Sunday, March 27, 2011

Sunday Morning...

Yawn!

Good morning, all. Just woke up. Sinuses are dry and inflamed--how does that happen? I'm hydrating, hoping that the inflammation will settle down. After I eat breakfast, I plan to take a Zyrtec. But right at this moment--misery. It's early yet--

I'm trying to decide if I want to get dressed and head to church. I've not been in a couple of weeks, and I rather miss it. On the other hand, I have to get cracking on Monica--without a bear to show at JoAnn's when I demo, it will seriously compromise my ability to garner more students for my bear class.

Which brings me to JoAnn's itself and my manager (who is leaving employment--so sad). Recently, her mother came to live with her (from Florida) due to the death of her father. She didn't realize how much her father was doing for her mother, and when she arrived to assist with the funeral--well, let's just say that decisions were made quickly and now her mother is up here in Michigan (lots colder here than in Florida right now), living in her house.

Not that this is a bad thing, but change can stress you out. Further stress on the job that isn't required isn't necessary, either. And so she has resigned her position. Personally, I find this to be terrible news. I really liked this person. She is enthusiastic, smiles all the time, loved her job (until corporate rather ruined it for her), and treated everyone like they were her special friend (including me). Her position gave her the chance to "get out and be with people", and she exudes "people person" to the nth degree. She made work seem less like work, and more of a team experience--with a lot of creative background to make it a fun and happy place to get stuff done and make the customer happy.

I know where she lives, and I can come and visit (the offer has been extended, naturally), but it's never the same, as I'm sure you're aware.

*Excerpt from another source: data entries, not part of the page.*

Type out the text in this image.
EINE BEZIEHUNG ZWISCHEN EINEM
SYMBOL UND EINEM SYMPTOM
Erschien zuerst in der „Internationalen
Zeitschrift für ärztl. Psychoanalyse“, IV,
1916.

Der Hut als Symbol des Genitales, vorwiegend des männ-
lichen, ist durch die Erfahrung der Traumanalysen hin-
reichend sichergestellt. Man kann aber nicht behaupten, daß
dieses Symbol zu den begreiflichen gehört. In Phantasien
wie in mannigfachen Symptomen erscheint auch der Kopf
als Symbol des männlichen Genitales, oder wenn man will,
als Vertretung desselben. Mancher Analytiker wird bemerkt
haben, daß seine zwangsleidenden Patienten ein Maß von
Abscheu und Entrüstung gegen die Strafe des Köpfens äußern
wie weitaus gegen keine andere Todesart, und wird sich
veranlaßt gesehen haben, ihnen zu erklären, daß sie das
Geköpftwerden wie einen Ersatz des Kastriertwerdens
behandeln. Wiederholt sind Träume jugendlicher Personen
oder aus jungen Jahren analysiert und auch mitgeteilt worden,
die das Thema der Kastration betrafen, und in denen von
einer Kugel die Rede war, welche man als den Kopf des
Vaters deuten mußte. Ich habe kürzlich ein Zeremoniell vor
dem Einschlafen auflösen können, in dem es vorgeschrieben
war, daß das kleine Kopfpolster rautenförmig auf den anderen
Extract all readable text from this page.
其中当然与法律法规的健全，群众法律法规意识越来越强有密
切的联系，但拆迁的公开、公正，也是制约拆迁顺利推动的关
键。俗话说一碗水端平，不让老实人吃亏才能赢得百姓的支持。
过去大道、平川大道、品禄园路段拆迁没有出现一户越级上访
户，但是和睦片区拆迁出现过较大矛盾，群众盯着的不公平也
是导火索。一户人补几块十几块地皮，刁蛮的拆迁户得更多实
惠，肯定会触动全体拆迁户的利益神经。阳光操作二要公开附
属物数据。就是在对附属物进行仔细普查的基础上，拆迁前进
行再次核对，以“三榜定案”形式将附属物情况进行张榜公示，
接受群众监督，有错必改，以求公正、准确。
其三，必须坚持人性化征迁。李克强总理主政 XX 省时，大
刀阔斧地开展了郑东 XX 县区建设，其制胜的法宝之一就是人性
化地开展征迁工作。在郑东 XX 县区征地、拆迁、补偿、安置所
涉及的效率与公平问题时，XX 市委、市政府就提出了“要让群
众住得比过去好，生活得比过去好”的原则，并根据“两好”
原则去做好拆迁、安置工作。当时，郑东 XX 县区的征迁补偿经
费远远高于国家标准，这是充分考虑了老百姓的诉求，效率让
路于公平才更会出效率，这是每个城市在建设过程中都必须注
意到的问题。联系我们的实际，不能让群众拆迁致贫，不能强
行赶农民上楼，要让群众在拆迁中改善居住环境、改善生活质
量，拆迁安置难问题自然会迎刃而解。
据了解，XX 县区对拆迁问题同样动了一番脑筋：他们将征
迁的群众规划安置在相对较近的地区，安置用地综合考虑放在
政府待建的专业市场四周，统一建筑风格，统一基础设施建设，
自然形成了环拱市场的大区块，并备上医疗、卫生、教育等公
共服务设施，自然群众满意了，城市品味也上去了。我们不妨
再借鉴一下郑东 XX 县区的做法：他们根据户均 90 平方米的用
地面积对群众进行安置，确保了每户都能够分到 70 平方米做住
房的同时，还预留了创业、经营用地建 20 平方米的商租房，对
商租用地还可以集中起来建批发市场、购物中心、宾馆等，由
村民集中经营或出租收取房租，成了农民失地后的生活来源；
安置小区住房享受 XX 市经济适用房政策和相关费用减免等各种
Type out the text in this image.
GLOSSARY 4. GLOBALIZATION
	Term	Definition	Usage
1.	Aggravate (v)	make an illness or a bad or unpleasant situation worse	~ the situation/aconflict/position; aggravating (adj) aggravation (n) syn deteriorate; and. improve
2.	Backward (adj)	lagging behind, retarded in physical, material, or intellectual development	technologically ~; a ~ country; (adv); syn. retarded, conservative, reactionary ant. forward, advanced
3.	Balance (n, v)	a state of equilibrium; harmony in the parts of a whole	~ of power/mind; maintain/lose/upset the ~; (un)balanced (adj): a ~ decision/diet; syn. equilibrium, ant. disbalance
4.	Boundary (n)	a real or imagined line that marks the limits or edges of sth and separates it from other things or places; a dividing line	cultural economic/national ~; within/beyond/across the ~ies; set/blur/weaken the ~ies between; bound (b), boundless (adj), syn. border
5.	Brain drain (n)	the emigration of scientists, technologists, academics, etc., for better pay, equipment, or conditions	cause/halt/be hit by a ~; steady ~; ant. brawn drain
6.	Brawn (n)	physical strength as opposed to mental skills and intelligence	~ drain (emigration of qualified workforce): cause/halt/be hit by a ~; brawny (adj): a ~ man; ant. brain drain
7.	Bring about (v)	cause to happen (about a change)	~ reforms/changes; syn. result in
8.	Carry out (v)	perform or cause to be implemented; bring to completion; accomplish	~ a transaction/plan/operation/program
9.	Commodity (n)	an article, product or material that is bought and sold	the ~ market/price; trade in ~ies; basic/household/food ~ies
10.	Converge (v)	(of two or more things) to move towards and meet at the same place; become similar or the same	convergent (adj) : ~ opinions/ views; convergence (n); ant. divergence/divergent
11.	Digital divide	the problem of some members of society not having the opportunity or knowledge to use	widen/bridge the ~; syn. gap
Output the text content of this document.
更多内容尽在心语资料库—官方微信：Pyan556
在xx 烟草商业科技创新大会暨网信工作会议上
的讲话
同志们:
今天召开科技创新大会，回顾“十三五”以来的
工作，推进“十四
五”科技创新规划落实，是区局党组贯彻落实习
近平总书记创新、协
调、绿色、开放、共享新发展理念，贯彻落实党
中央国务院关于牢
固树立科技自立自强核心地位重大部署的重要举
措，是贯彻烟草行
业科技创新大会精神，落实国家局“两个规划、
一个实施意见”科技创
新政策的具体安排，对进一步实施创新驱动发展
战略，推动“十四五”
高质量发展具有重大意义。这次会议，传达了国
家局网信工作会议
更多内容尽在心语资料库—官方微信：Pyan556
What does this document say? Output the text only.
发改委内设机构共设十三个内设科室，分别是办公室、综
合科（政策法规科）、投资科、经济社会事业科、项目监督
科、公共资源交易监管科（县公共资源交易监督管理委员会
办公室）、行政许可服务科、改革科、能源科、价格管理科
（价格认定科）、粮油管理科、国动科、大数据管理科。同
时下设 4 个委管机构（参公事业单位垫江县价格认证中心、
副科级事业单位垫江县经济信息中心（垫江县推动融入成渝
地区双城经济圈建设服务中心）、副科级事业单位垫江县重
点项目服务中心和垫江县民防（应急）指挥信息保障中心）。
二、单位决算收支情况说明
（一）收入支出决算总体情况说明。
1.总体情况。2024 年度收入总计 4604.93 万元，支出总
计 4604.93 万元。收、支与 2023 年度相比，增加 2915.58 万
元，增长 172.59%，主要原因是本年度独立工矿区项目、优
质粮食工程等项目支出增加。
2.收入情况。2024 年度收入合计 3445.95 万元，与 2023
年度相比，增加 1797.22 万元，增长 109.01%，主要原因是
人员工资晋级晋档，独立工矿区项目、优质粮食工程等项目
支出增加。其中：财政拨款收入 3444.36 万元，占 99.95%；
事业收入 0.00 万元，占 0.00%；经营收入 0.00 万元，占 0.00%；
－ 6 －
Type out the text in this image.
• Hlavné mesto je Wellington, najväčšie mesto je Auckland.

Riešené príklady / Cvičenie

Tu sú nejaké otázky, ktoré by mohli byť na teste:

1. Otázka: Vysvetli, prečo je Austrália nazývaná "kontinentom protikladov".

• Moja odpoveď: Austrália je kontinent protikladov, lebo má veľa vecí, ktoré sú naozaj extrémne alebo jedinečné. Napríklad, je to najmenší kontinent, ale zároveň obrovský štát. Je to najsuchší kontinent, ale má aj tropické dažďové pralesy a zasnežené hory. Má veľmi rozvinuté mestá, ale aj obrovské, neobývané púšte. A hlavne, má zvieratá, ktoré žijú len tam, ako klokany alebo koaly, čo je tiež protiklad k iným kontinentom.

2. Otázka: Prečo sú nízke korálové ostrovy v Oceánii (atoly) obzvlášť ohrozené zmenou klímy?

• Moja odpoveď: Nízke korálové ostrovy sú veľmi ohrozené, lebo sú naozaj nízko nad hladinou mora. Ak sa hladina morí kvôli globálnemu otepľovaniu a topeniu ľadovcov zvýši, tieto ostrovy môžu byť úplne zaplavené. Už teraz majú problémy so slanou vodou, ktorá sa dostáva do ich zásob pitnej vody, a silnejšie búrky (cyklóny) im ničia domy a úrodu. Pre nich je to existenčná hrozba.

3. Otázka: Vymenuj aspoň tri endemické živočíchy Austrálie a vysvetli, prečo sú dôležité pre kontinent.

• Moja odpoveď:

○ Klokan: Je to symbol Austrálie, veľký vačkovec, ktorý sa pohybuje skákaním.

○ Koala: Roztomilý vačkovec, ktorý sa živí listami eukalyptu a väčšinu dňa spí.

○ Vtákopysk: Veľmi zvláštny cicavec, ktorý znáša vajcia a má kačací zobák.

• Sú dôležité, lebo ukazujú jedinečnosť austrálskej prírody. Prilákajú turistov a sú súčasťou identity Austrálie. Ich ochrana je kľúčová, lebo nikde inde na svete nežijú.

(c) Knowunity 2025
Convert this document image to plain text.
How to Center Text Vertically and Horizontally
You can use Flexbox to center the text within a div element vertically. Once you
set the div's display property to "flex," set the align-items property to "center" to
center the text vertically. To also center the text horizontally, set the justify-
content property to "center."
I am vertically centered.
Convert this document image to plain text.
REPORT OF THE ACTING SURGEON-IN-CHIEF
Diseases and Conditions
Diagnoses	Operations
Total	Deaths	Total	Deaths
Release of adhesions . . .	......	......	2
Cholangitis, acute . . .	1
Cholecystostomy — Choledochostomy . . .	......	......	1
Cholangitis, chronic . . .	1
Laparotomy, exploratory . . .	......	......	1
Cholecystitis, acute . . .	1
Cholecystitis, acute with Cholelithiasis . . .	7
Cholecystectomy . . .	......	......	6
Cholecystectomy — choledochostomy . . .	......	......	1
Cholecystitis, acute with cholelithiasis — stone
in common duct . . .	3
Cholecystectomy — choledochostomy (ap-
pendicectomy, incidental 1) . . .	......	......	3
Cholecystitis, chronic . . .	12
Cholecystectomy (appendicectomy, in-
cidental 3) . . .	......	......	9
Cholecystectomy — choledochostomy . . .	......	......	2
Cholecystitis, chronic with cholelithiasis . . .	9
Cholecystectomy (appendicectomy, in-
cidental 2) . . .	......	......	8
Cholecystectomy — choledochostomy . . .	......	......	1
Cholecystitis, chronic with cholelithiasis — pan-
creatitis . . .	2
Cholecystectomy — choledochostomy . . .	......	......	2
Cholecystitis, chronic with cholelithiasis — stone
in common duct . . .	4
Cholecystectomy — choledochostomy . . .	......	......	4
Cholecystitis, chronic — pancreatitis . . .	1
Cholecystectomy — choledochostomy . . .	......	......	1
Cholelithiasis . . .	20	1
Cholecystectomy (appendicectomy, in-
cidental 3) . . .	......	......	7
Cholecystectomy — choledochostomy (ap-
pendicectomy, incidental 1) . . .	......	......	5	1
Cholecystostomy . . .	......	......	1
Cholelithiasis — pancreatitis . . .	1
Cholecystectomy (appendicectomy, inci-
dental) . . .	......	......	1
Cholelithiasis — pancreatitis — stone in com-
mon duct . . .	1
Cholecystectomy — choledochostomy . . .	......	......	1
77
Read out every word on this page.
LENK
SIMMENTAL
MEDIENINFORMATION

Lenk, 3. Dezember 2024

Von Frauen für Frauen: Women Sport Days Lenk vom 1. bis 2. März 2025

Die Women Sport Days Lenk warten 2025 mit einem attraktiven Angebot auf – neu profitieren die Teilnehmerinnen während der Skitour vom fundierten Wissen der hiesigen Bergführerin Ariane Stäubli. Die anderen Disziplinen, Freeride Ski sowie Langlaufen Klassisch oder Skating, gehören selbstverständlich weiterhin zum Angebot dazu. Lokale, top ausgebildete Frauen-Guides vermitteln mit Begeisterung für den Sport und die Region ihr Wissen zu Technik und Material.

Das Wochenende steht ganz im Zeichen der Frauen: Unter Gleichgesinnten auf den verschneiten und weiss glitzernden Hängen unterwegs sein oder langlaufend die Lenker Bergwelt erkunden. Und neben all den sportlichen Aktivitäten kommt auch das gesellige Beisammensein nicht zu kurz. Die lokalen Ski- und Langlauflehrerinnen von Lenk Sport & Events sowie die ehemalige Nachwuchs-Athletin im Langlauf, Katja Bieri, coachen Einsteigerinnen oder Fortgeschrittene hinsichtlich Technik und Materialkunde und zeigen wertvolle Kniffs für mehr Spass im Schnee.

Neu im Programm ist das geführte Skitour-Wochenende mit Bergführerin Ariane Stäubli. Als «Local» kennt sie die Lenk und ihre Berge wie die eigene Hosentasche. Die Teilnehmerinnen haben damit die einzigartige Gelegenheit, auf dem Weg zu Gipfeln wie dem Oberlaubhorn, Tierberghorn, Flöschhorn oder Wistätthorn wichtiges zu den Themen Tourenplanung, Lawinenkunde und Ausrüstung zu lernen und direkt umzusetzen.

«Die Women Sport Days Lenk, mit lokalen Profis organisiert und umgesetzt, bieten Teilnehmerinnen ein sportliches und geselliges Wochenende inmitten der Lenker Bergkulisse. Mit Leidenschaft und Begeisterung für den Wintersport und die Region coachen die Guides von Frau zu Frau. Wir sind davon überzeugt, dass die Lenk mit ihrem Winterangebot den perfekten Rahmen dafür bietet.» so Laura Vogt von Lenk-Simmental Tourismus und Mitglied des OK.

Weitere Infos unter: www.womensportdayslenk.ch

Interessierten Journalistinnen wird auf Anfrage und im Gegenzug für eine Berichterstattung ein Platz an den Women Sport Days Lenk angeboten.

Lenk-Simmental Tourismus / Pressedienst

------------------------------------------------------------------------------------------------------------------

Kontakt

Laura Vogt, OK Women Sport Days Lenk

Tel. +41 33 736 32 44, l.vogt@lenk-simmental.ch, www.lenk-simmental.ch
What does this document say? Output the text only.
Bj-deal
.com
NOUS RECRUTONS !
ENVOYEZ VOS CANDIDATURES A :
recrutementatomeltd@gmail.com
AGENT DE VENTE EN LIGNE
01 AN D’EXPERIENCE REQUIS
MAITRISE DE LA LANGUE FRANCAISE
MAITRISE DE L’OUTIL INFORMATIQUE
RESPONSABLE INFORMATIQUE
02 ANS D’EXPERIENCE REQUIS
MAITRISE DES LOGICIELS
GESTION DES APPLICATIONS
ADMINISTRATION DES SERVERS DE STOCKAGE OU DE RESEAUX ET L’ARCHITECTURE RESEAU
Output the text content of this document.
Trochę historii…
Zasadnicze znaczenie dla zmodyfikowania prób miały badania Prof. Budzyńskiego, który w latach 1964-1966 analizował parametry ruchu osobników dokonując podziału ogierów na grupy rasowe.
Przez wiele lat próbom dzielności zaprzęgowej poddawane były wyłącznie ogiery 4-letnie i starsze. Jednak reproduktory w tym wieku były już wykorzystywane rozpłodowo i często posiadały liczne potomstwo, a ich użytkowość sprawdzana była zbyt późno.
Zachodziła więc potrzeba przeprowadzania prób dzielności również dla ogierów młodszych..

She lives just down the street from where I work, too, so it's possible that I could lunch with her at times. I'll miss her terribly, and fear that the new boss will be too strict (they've already insisted on a background check, which I feel is quite unnecessary) , which will ruin the experience (which for the last two years has been a very happy coexistence) for me.

But I'm left with wondering how I can help with this. I'm not nearly the people person that she is. Next to her, I'm a hermit. No way that I could ever fill her shoes. In some ways, I'd like to try, but I know that the big boss would never go along with it. I'm a good "do-er" with leadership capabilities. My biggest drawback is that I sometimes think that I'm such a good "do-er" that I can do it better than anyone else. People get angry when I try to extend helpful hints--meant to make their day a little easier--and respond to me in negative ways that I detest. I end up trying to do everything and still keep my sanity. It never works. I end up unemployed. Never a good position, that.

Wednesday is her last day of employment. I want to go to her "last day" party, but don't even know at this point if she's going to have one! I will have to call and ask some of the staff. I do imagine that there will be one, because she was much loved by the rest of the employees and the customers. She is a GREAT loss to the store, and even the other managers can't believe that she's leaving.

Of course, as they say, when God closes a door, he opens a window. There is every possibility that she may go elsewhere to re-discover her connection to the general public, and begin working for a different store--doing the same type of work. If that occurs, I may just quit JoAnn's myself and head where ever she goes (let's say Michael's or some such). You never know. She might stay home and take care of her mother, too, which I believe would allot her great blessing, too.

All this, while thinking about what to make for breakfast.

Monday, I work a half day. After that, I drop the car off for repair, take a loaner to my girlfriend's house to work on Monica, and then I suppose that the sky's the limit. I am about 9 rows into the head on Monica. She's "crowning". It's rather slow going right now, because I'm experiencing not a little grief over my friend's resignation, and wonder if corporate is going to walk in and tear up the whole place, put in new managers that no one likes, and end up like the store on the west end of town--too much old stock that will not sell, employees who don't care, and filthy floors. I would sooner work out of my home than for the JoAnn's on the west side of town!